Los palestinos Awni Almashni y Mohamed Beiruti son integrantes del movimiento “Two Sates, One Homeland” (Dos Estados, Una Patria), formado por israelíes y palestinos que siguen defendiendo la carta de los dos estados, pero apostando por el acercamiento en lugar de la desconexión. Su plataforma política considera que “es necesaria una nueva visión basada en la igualdad y la tierra compartida, el respecto y el reconocimiento de la identidad y las derechos políticos de ambos bandos”. Según Beiruti, los judíos israelíes tienen la constante necesidad de reivindicar su arraigo a la tierra de sus antepasados: “no tengo en problema en reconocer que estuvieron aquí hace más de 2.000 años. Pero los palestinos también vivimos aquí hace miles de años, mi familia está arraigada a la tierra y no lo pueden negar. Al final, somos unos 6 millones de judíos y 6 millones de árabes viviendo en la misma región”, apunta. El plan que defienden es más ambicioso e idealista que el de los dos estados que se proyectó a partir de Oslo, que según ellos no soluciona ciertas cuestiones fundamentales. “Yo soy refugiado de un pueblo palestino que fue derruido al norte de Kyriat Gat, y nuestro sueño siempre ha sido poder volver”. A su vez, Beiruti defiende que los judíos puedan vivir libremente en el estado palestino “porque no hay necesidad de echar a más gente de sus casas”. Y añora la libertad de movimiento que existió en el pasado: “Queremos volver a la situación previa a la Primera Intifada, cuando los palestinos conducían hacia sus trabajos en Israel sin problemas, y los judíos venían a las ciudades palestinas a comprar y a comer. Hay que tumbar el muro, retomar el contacto y frenar la propaganda”, cree.

Otra alternativa sobre la mesa es la creación de un único estado en la tierra que comprende Israel, Cisjordania y Gaza.

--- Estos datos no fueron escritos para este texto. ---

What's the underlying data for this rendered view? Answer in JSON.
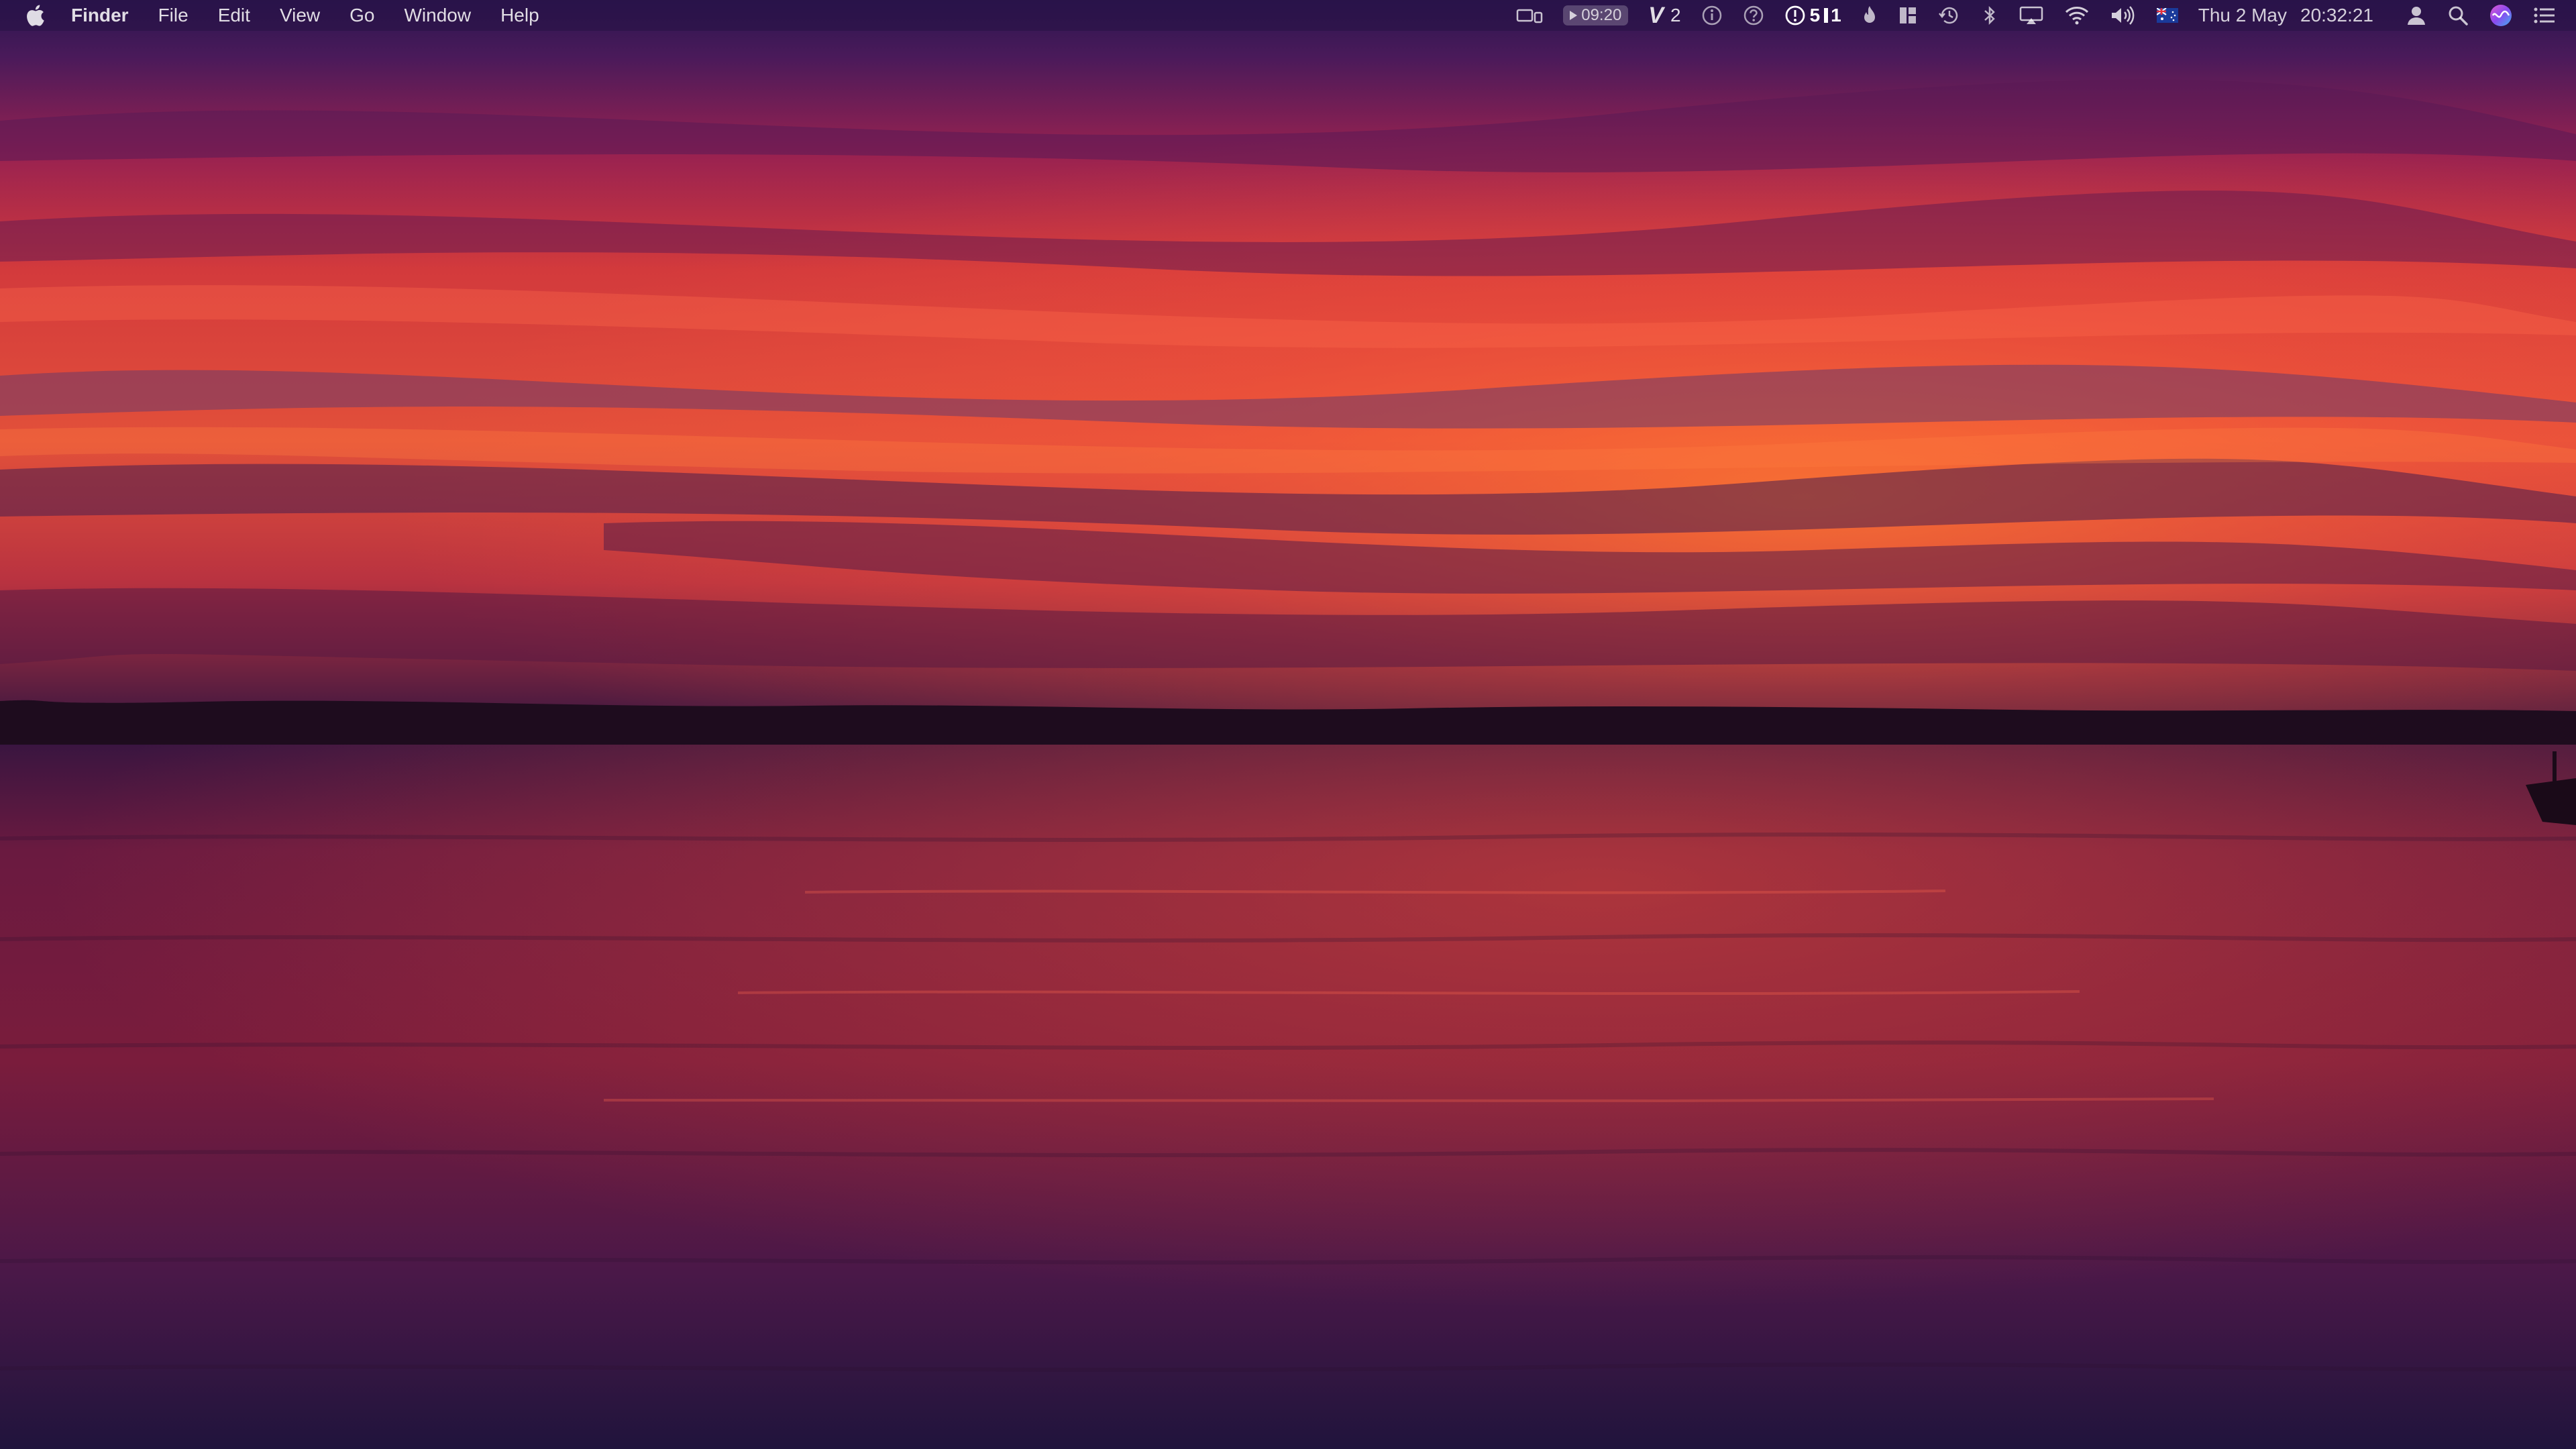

Pero se trata de una opción defendida por polos opuestos del espectro político: por un lado, la derecha más nacionalista de Israel, que presiona para que los palestinos acepten su derrota y renuncien definitivamente a cualquier atisbo de soberanía. Es la postura que defiende el Israel Victory Caucus, un lobby de parlamentarios israelíes que, como señaló su representante Daniel Pipes, haga entender que “tras un siglo, el conflicto está terminado”. Exigen que la comunidad internacional se olvide definitivamente de las negociaciones, anexionar todo el territorio y relegar a los palestinos en enclaves aislados sin derecho a votar. Por su parte, el extremismo palestino -abanderado por Hamás- sigue soñando con que tarde o temprano Israel será borrado del mapa y que históricas ciudades costeras como Haifa, Acre o Yaffo pasaran a estar bajo su dominio. En el espectro opuesto, movimientos progresistas también esgrimen la carta de un estado, pero compartido para los dos pueblos para garantizar la igualdad de derechos de todos los habitantes. Harvey Stein ve con buenos ojos esta alternativa, ya que “creo que los palestinos deben tener los mismos derechos que yo ya sea en un estado o dos”. Tras años de contacto con el otro bando, entiende “que muchos palestinos sienten que han perdido la dignidad y el honor, y jóvenes desesperados creen que cometiendo ataques devolverán el honor a su pueblo”.

El 80% de su economía depende de Israel y no tienen un mercado alternativo. Si no prosperan, el conflicto seguirá

Emanuel Shahaf ha invertido su propio capital y mucho tiempo para diseñar e impulsar el “Federation Movement” (Movimiento por la Federación), un nuevo concepto que considera más pragmático y realista. Tras su intento de entrar en política presentándose a las primarias del partido laborista en 2012, fundó su propia organización hace tres años cuando entendió que la solución de los dos estados estaba agotada. “La derecha israelí no desea devolver los territorios ocupados. Además, la logística de desalojar a unas 120.000 personas es imposible, ya que todavía ni se terminó de reubicar a las 4.000 familias evacuadas de Gaza hace 12 años. Solo el Mesías sería capaz de hacerlo”, bromea.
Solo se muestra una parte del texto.